The problems created by early exposure to violence often first become evident when a child enters school. Although school may be the most stable institution in such youngsters' lives, teachers and principals are not typically trained or equipped to give these children the intensive support and specialized care they require to overcome the effects of early trauma. It is asking a lot of educators to expect them to reverse the damage, but unless someone does, these children are at risk of becoming victims or perpetrators of violence themselves, requiring government-funded mental health services, becoming unemployed or ending up homeless or in jail.

The collaboration Ms. McDaniels describes between the University of Maryland School of Social Work and schools, churches and community groups in Baltimore's Upton/Druid Heights area to address the trauma inflicted on neighborhood children by exposure to violence is the type of holistic intervention that is required. The multiyear initiative is funded through a federal grant program called Promise Heights that aims to combat the cycle of poverty by wrapping children and their families in supportive services throughout their academic careers.

It's an innovative approach to the problem of early childhood trauma that is similar to experiments elsewhere such as the Harlem Children's Zone in New York, which provides "wrap-around" social and counseling services to neighborhood children from cradle to college. Unless Baltimore can establish such a program on a wide scale, we may be doomed to the kind of maddeningly slow progress we have seen in Baltimore's school reform effort in recent years.

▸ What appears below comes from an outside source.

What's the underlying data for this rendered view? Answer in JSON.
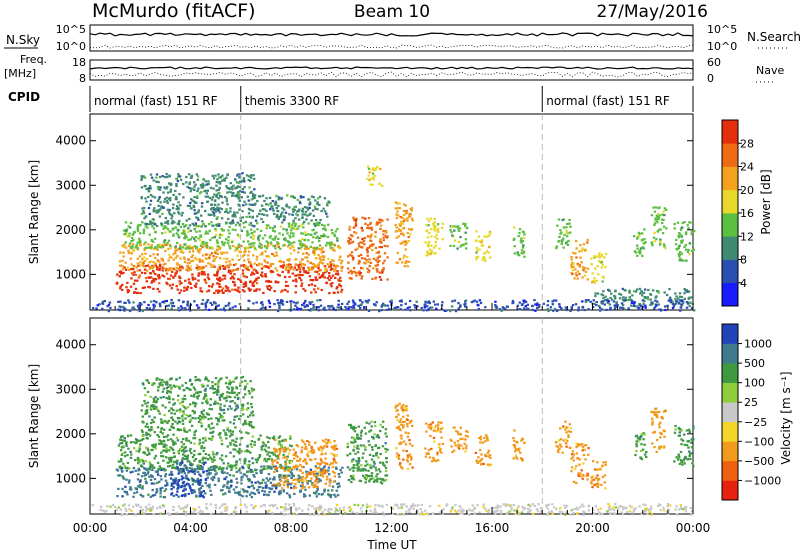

The city has made notable progress toward reducing violent crime rates, as homicides and nonfatal shootings have fallen from their highs of a decade ago. But, as Ms. McDaniels reported in subsequent installments of her series of articles, the impact of violence in Baltimore is still being felt by families who care for relatives victimized by violent crime and those touched by the murder of a loved one. Baltimore's children shouldn't have their futures closed off by early exposure to violence and its debilitating effects on their young minds and bodies. The city can never feel safe for anyone as long as its most vulnerable residents are routinely victimized on its streets by early childhood trauma.